Scandal at the Midsummer Ball had its genesis when we received a house party invitation from Harlequin. The details were sketchy, we were provided with a picture of the venue, the name of our host, some suggested dates, and a mood board. We share an Editor and we’d worked together previously on the Castonbury Park series, but we’d never actually spoken, far less met, and we live on different continents and inhabit different time zones. But right from the start, the idea of jointly creating a Regency house party that was scandalous, romantic and sexy, really appealed to both of us. We wanted our stories to be fun, and we were also determined to have fun writing them.
And boy, did we! Our duet would share a common cast of colourful characters and span a week-long series of sumptuous events. Two distinctly separate romances would be played out, but we wanted our characters to meet, converse together, socialise, and be free to wander in and out of each other’s stories.
We started with the illustrious hosts, the Duke and Duchess of Brockmore, a powerful couple with, we decided, a hidden agenda: a Regency Gatsby and his consort, brokering all kinds of matches, be they political, commercial or dynastic. In our minds eye they were Blake and Krystle Carrington from Dynasty (ouch, talk about showing your age!).
Of course, our heroes and heroines were always going to drive a figurative coach and horses through the duke’s carefully-laid plans, but we decided to spice the party up even more by including a few other guests who wouldn’t be too compliant either. We created eight guests each, swapped names and characters using the shared drive we set up, and used Pinterest to post images of the people who inspired them.
The next big decision was how best to structure our stories. The conventional approach would have been to run them in parallel across a common set of events but we wanted to truly intertwine them. So we decided to split the events and cover alternate days. One of us got to plan the activities for Sunday, Tuesday, Thursday, Saturday and the other planned Monday, Wednesday, Friday and the original arrival Saturday. We spent a lot of time up front on this, setting out a full agenda of activities for each day. Though we didn’t necessarily use them all, it meant we were both writing our stories using the same base foundations, and any issues could be resolved by the day’s ‘owner’. This also removed any possibility of ‘creative differences’ rearing their ugly head, and it worked a treat. We didn’t have to call in our lawyers once!
Our joint Pinterest board was a real life-saver for this project. We used it to post images of costumes, props (including a Regency vaulting horse which I bet has got you thinking), the grand rooms, the extensive grounds – which included a boating pavilion and several botanical hot houses, all used at various points for romantic trysts. We had a maze too, which our characters were very fond of – so fond that the duke should probably installed a revolving door! But though Pinterest was a great help with visualisation, when it came to our characters’ interaction, there was nothing for it but to check and check and check again. A key scene in both stories is the opening, where all of the characters meet in the drawing room on the first day of the party. You’ve no idea how tangled up you can get trying to work out who is standing where with whom when such-and-such happens or so-and-so enters the room. And just as importantly, who was wearing what. One of our character’s dress changed colours several times as we both worked on that opening scene.

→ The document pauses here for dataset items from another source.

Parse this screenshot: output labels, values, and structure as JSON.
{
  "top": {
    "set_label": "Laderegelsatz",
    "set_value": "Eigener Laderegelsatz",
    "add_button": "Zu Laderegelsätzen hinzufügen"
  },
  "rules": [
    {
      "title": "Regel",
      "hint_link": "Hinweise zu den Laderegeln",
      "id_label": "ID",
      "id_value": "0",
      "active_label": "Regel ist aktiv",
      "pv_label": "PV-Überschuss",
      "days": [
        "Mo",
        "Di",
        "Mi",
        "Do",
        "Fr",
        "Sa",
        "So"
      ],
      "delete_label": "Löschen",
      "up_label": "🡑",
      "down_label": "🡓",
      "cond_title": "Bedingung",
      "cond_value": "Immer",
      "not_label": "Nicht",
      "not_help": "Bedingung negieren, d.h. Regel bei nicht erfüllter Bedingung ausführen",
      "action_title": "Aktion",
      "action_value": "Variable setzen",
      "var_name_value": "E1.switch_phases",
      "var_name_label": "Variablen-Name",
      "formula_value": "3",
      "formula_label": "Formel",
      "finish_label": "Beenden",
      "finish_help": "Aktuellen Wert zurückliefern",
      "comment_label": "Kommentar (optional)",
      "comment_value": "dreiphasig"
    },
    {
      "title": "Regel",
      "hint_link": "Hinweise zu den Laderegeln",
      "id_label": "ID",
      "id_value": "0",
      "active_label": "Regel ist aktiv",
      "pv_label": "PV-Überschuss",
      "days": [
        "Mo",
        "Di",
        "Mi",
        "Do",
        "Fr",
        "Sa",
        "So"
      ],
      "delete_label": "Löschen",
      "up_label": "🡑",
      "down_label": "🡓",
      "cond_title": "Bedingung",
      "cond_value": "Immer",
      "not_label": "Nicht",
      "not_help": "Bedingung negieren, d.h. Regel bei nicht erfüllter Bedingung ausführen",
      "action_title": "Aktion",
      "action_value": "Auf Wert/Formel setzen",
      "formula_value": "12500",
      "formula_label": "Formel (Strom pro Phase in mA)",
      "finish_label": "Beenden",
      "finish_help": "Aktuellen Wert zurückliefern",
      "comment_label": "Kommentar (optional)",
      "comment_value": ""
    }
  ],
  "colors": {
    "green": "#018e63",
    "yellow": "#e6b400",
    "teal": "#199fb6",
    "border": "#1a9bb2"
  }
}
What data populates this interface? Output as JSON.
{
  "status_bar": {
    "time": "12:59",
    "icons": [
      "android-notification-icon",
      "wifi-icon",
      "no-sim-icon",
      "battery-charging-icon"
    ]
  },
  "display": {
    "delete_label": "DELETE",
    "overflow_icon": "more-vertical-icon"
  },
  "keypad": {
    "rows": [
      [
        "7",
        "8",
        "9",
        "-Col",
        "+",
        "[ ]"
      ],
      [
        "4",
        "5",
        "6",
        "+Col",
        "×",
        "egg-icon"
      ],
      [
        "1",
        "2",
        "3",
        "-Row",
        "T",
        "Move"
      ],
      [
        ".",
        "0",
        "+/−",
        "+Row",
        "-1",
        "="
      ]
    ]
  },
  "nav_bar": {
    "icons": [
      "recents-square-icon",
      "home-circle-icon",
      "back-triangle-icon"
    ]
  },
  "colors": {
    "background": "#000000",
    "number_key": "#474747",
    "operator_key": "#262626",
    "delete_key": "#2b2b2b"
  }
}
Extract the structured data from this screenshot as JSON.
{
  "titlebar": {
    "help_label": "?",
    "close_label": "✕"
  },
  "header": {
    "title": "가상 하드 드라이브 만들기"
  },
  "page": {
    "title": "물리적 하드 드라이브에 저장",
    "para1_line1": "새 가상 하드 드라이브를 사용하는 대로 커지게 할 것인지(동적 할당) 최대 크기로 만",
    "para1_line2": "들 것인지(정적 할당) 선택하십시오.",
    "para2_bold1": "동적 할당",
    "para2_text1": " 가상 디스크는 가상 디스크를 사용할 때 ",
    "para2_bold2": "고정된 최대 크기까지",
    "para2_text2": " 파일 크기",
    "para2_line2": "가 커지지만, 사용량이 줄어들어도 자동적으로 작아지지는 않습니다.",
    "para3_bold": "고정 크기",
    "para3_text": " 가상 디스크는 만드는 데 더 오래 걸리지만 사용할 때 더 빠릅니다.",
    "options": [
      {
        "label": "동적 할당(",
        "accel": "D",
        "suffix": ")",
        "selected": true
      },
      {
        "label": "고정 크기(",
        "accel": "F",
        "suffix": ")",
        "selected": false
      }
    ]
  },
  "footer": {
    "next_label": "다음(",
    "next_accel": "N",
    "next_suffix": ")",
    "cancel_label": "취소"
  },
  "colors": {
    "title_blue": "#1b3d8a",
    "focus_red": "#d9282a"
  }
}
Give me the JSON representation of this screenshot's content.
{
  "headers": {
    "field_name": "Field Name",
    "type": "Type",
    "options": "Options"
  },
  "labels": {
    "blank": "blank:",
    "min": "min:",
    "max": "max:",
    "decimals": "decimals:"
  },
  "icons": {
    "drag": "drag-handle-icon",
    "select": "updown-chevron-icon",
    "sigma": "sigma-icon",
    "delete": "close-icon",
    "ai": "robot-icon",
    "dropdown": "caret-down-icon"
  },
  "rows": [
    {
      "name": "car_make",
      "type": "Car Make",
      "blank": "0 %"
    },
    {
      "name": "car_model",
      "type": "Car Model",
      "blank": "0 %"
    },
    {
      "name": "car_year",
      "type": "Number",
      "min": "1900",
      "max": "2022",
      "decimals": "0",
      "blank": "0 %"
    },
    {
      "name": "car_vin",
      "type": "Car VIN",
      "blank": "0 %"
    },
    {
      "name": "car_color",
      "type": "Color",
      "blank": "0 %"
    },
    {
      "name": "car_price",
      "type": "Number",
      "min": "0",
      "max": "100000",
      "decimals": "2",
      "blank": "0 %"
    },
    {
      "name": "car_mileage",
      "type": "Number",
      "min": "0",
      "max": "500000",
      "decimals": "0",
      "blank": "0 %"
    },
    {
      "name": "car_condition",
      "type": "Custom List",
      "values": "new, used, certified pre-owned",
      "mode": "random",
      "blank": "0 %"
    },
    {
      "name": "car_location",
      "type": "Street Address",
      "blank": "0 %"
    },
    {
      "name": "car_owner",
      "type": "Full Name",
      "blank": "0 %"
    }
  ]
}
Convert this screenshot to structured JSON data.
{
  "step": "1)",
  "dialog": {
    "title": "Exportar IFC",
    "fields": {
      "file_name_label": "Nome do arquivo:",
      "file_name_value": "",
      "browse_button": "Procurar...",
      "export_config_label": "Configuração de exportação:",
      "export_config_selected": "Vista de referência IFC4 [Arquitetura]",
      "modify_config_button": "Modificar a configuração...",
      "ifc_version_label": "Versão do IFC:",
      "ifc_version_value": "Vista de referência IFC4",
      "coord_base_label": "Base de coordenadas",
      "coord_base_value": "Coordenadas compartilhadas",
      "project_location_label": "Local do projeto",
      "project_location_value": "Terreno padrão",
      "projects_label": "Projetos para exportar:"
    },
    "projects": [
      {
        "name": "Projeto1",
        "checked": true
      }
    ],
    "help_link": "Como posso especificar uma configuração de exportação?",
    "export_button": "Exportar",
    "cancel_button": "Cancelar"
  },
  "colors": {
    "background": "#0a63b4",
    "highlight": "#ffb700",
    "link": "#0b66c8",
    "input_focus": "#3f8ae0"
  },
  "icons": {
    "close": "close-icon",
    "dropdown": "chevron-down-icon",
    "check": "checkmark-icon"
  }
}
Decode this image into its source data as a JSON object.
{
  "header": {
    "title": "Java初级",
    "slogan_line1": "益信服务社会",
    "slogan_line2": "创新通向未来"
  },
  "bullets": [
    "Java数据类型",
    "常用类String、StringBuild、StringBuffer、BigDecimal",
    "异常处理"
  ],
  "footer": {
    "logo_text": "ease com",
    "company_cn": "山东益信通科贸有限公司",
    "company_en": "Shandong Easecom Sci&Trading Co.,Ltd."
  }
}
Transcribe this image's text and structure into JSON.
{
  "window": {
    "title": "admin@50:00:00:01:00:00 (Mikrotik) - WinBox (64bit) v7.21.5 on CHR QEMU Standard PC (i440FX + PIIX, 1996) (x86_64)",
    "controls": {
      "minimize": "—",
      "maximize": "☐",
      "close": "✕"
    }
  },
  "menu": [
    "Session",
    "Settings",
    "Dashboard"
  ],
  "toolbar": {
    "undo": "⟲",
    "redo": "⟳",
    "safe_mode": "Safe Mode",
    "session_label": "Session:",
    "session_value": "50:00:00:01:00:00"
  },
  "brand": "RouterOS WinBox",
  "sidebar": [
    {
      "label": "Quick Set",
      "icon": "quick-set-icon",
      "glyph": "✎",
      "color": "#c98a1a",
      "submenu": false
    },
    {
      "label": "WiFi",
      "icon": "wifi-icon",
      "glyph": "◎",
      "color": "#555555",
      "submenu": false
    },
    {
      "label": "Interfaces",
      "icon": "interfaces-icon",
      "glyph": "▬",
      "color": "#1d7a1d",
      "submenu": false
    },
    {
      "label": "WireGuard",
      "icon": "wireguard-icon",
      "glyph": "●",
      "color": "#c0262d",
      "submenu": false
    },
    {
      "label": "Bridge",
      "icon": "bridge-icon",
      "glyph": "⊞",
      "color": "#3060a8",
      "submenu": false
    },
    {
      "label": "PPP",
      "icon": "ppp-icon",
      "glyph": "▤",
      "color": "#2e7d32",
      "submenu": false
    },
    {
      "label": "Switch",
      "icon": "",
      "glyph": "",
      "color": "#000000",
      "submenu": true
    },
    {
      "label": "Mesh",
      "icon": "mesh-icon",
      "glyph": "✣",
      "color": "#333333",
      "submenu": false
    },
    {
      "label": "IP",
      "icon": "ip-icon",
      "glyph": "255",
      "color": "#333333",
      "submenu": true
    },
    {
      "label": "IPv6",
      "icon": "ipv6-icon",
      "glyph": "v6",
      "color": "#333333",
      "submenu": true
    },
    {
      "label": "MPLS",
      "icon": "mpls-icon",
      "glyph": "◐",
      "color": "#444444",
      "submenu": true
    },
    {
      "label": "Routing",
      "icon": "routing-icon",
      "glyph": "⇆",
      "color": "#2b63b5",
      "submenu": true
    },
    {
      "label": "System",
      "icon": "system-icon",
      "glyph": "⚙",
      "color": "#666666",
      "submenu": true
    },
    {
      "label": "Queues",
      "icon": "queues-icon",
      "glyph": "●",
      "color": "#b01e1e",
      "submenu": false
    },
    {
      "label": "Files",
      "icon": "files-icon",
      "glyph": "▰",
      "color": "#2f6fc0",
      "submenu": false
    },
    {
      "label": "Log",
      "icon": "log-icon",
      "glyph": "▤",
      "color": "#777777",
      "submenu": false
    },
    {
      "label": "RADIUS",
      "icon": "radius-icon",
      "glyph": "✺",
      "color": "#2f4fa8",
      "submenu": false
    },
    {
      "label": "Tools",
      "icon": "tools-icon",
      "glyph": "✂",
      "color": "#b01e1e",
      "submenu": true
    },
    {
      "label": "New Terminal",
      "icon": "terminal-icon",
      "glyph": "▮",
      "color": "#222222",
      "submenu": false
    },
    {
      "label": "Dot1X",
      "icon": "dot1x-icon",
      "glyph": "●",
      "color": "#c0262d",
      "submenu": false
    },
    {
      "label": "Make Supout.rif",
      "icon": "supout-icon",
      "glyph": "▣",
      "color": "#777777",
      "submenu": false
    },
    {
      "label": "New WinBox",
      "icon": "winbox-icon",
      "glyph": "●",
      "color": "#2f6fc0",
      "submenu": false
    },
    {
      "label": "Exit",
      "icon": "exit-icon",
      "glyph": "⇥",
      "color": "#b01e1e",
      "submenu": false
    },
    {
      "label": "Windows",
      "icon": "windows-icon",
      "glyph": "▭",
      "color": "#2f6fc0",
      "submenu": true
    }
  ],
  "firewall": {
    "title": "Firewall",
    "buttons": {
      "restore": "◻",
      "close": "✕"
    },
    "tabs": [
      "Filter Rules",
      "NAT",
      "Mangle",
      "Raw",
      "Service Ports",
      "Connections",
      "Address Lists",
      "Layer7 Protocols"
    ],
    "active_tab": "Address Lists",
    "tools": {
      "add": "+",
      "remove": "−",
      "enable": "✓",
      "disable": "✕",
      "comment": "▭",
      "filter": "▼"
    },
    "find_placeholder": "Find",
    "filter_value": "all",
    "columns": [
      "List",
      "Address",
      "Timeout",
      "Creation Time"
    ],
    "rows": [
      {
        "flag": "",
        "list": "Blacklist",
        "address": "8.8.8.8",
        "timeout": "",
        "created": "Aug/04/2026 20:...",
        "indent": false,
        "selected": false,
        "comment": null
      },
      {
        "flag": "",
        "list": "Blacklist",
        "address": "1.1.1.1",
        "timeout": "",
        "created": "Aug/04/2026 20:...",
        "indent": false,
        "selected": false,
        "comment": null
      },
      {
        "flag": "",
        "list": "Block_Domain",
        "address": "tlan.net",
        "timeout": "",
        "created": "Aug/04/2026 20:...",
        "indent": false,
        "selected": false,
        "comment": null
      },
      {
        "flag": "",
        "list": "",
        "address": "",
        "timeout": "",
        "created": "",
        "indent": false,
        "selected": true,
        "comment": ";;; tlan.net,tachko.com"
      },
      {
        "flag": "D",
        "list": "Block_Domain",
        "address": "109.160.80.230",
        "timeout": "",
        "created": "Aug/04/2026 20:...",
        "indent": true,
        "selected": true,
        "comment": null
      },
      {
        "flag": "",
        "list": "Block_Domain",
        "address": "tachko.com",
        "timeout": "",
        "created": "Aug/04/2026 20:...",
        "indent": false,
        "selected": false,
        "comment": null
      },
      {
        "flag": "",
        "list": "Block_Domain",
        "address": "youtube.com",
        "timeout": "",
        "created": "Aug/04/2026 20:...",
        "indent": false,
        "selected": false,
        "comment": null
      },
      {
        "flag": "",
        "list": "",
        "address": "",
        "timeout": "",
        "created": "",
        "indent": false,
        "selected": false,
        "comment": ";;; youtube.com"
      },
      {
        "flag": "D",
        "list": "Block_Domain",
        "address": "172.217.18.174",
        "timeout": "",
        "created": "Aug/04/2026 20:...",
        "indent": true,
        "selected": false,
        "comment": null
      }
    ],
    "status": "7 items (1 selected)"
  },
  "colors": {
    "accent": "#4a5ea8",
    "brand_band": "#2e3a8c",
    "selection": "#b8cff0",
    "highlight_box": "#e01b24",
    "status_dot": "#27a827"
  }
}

Another key to making this collaboration pain-free was writing our stories at the same time. This meant we could swap our chapters over as we wrote them to check for continuity errors and inconsistencies, something which saved a lot of painful re-writing, had we waited to do any checking until the end. Writing is, by definition, a solitary profession but working closely with someone, having someone to brainstorm with, to kick over ideas with, and to help solve problems, was both refreshing and one of the best aspects about this project. Any time we’d get stuck or have a question about a scene we’d just send the day’s work over to the other person and ask them if it was working, or suggest ways it could be improved. Two heads are definitely better than one. The outcome of the Midsummer Ride at the end of the party, for example, changed several times before we agreed which of our hero’s should win the race. A difficult choice since both are, as you would expect, fiercely competitive and highly accomplished horsemen. You’ll have to read the book to find out who prevailed.
And when it came to match-making and pairing off our cast, we had a ball – literally! Although the Duke and Duchess of Brockmore would be less than pleased that all their careful planning had been subverted by two authors from the future. Like the Carringtons who inspired them, the duke and duchess are made of stern stuff and not easily dissuaded, so we wouldn’t be at all surprised if they arranged another prestigious event. Christmas at Brockmore has a nice ring to it, don’t you think? We wouldn’t be surprised if plans were already afoot. You heard it here first!
We hope you enjoy attending the Brockmore Midsummer Party as much as we thoroughly enjoyed collaborating to write it together.